Published in final edited form as: Cell Rep. 2023 Dec 28;43(1):113627. doi: 10.1016/j.celrep.2023.113627

Figure 1. — (A) Volcano plot of RNA-seq differential expression log₂fold change (Δ) of HUVECs with or without VEGF for 1 h. Non-significant (ns) cutoff was set to −ILog(p) > 2.

(B) Z score heatmap of the top 25 differentially expressed genes after exposure to vehicle (control [Ctrl]) or VEGF₁₆₅ (100 ng/mL) for 1 h (n = 3 biological replicates).

(C) Representative immunoblots of ZFP36, phospho-VEGFR2 (pVR2), VEGFR2 (VR2), ZFP36L1 (ZL1), ZFP36L2 (ZL2), and γ-tubulin (γTUB) from HUVEC lysates after VEGF stimulation for the indicated times.

(D) Immunoblot quantification of fold change (Δ) relative to control (n = 5 biological replicates; except t = 720, n = 3 biological replicates) and RT-qPCR transcripts of ZFP36, ZL1, and ZL2 (n = 3 biological replicates). Data for ZFP36 are individual replicates with a line representing mean. Data for ZL1 and ZL2 are represented with mean ± SD. Statistical analysis by Mann-Whitney test.

(E) Representative immunofluorescence of ZFP36, VE-cadherin (VECAD), and DAPI on HUVECs treated with or without VEGF at the indicated times (scale bar, 25 μm).

(F) Quantification of ZFP36 mean fluorescence intensity (MFI) per cell (n = 300 cells). Data are presented as individual replicates, with the overlaid box extending from the 25th to 75th percentiles with whiskers showing minimum and maximum values. Statistics: Kruskal-Wallis with post-hoc Dunn’s multiple-comparisons test.

(G) Experimental design. Confluent HUVEC monolayers were exposed to the VR2 inhibitor ZM323881 (ZM323) or vehicle for 1 h following overnight serum starvation (o/n SS), followed by VEGF₁₆₅ stimulation.

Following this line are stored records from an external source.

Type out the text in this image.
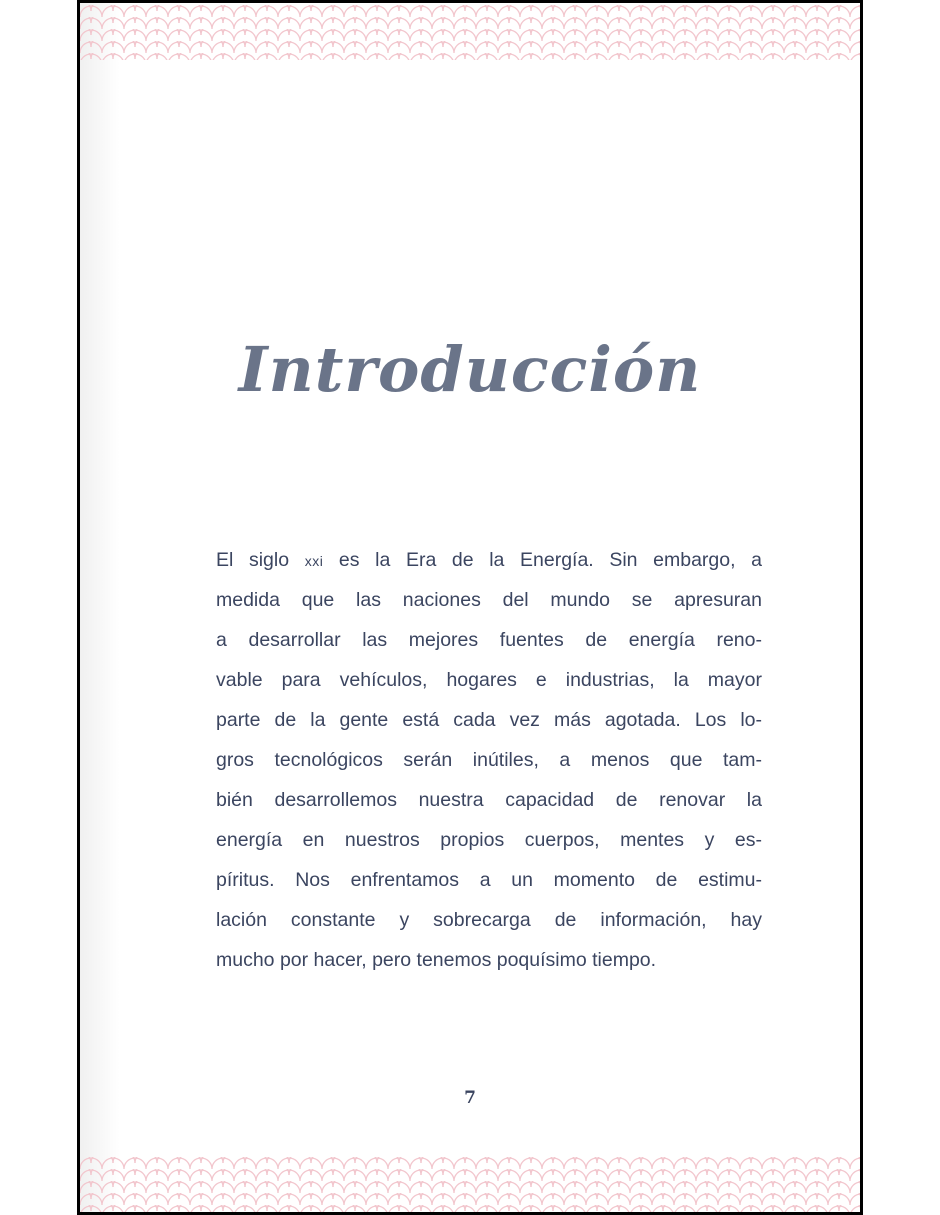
Introducción
El siglo xxi es la Era de la Energía. Sin embargo, a
medida que las naciones del mundo se apresuran
a desarrollar las mejores fuentes de energía reno-
vable para vehículos, hogares e industrias, la mayor
parte de la gente está cada vez más agotada. Los lo-
gros tecnológicos serán inútiles, a menos que tam-
bién desarrollemos nuestra capacidad de renovar la
energía en nuestros propios cuerpos, mentes y es-
píritus. Nos enfrentamos a un momento de estimu-
lación constante y sobrecarga de información, hay
mucho por hacer, pero tenemos poquísimo tiempo.
7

(H) Representative immunoblots of ZFP36, pVR2, VR2, and γTUB from HUVECs treated with VEGF at the indicated times in the presence of DMSO (vehicle control) or ZM323 (VEGFR2 inhibitor).

(I) Graph representing protein levels (n = 5 biological replicates) and RT-qPCR transcripts (n = 4–6, combination of technical replicates with a minimum of 3 biological replicates) for ZFP36 after VEGF time course in the presence or absence of ZM323. Data presented are mean from biological replicates ± SD. Statistics: multiple Mann-Whitney tests with Holm-Šídák method to adjust for multiple comparisons.

(J) Experimental design of pulse-chase VEGF treatment with associated representative WB and quantification. WB quantification is presented with individual replicates and mean ± SD relative to control (n = 3 biological replicates). Statistics: Freidman’s test with post-hoc Dunn’s multiple-comparisons test.

(K) Experimental design of actinomycin D (ActD) treatment and qPCR quantification of mRNA normalized to hprt (n = 4 biological replicates) mean fold change ± SD relative to control. Kruskal-Wallis with post-hoc Dunn’s multiple-comparisons test.